Les multinationales et les fonds spéculatifs, crise financière aidant, ont déserté les marchés dérivés pour se tourner vers le nouvel eldorado du marché foncier: «dans de nombreux endroits du monde, les prix alimentaires sont élevés et les prix des terres faibles», explique l’ONG Grain, une organisation non gouvernementale internationale dont le but est de promouvoir la gestion et l'utilisation durables de la biodiversité agricole fondées sur le contrôle exercé par les populations sur les ressources génétiques et les connaissances locales. «On peut donc clairement gagner de l’argent en prenant le contrôle des meilleurs sols, proches des ressources en eaux. La terre est devenue une ressource rare. Le changement climatique entraîne une désertification à un rythme accéléré, des centaines de milliers d’hectares de terres arables vont disparaître dans les prochaines années, la terre cultivée est épuisée, conséquence d’une agriculture intensive et d’un recours systématique aux engrais chimiques. Parallèlement, la demande de matières premières agricoles progresse, en raison de l’accroissement de la population mondiale, mais aussi de la modification des habitudes alimentaires». 

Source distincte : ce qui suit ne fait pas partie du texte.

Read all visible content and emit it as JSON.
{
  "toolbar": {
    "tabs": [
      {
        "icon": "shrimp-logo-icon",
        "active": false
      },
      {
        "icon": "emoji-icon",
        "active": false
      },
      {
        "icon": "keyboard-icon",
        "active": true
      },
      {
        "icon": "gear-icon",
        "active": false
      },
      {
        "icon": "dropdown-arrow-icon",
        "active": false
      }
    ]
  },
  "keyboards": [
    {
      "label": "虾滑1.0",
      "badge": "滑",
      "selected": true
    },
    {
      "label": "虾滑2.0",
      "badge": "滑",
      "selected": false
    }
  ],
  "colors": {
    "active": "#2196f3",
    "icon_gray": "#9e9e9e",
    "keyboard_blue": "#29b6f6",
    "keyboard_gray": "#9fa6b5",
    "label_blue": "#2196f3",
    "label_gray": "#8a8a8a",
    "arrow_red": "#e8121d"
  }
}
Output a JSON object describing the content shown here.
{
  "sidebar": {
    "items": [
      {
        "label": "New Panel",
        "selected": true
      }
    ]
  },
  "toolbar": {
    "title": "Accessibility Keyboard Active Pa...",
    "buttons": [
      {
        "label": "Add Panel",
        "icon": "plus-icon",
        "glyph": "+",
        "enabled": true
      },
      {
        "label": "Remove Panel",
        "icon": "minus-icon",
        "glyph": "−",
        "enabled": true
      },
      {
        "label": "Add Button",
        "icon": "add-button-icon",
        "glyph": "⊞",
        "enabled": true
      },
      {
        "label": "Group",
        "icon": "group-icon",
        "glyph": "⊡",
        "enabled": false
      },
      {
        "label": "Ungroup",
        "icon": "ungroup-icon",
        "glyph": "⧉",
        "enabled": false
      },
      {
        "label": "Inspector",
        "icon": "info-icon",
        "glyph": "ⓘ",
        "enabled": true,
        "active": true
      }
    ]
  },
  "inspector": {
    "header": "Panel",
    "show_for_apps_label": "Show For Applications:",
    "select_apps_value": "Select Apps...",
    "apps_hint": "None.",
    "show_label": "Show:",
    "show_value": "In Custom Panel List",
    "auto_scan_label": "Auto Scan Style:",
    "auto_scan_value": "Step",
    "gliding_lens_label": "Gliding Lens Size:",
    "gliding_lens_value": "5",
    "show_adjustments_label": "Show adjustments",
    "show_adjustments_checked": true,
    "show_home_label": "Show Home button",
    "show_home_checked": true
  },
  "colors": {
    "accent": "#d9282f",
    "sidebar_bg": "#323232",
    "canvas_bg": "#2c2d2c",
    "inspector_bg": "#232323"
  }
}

Les retours sur investissements sont évalués entre 10 et 40 % par an pour les fermes situées en Europe et peuvent atteindre 400 % en Afrique. Les petits paysans expropriés et les communautés autochtones réprimées sont les premiers à en subir les conséquences.

La rhétorique utilisée est celle du « gagnant-gagnant » qui valorise les politiques de développement. Or, ici, il ne s’agit ni de développement rural ni de souveraineté alimentaire mais de développement agro-industriel, qui «a engendré pauvreté et destruction de l’environnement et a exacerbé la perte de la biodiversité, la pollution par les produits chimiques agricoles et une contamination des cultures par les organismes génétiquement modifiés» estime le Grain.
La Banque mondiale et la Berd (Banque européenne pour la reconstruction et le développement), elles, conseillent aux gouvernements de modifier leur législation foncière pour que les investisseurs étrangers puissent acquérir des terres plus facilement.
Au niveau mondial, 4% des propriétaires fonciers sont à la tête de la moitié des terres cultivées. Pourtant, selon le Grain, une kyrielle d’études produites dans le domaine agricole ont prouvé que les petites exploitations sont plus rentables que les grandes exploitations industrielles.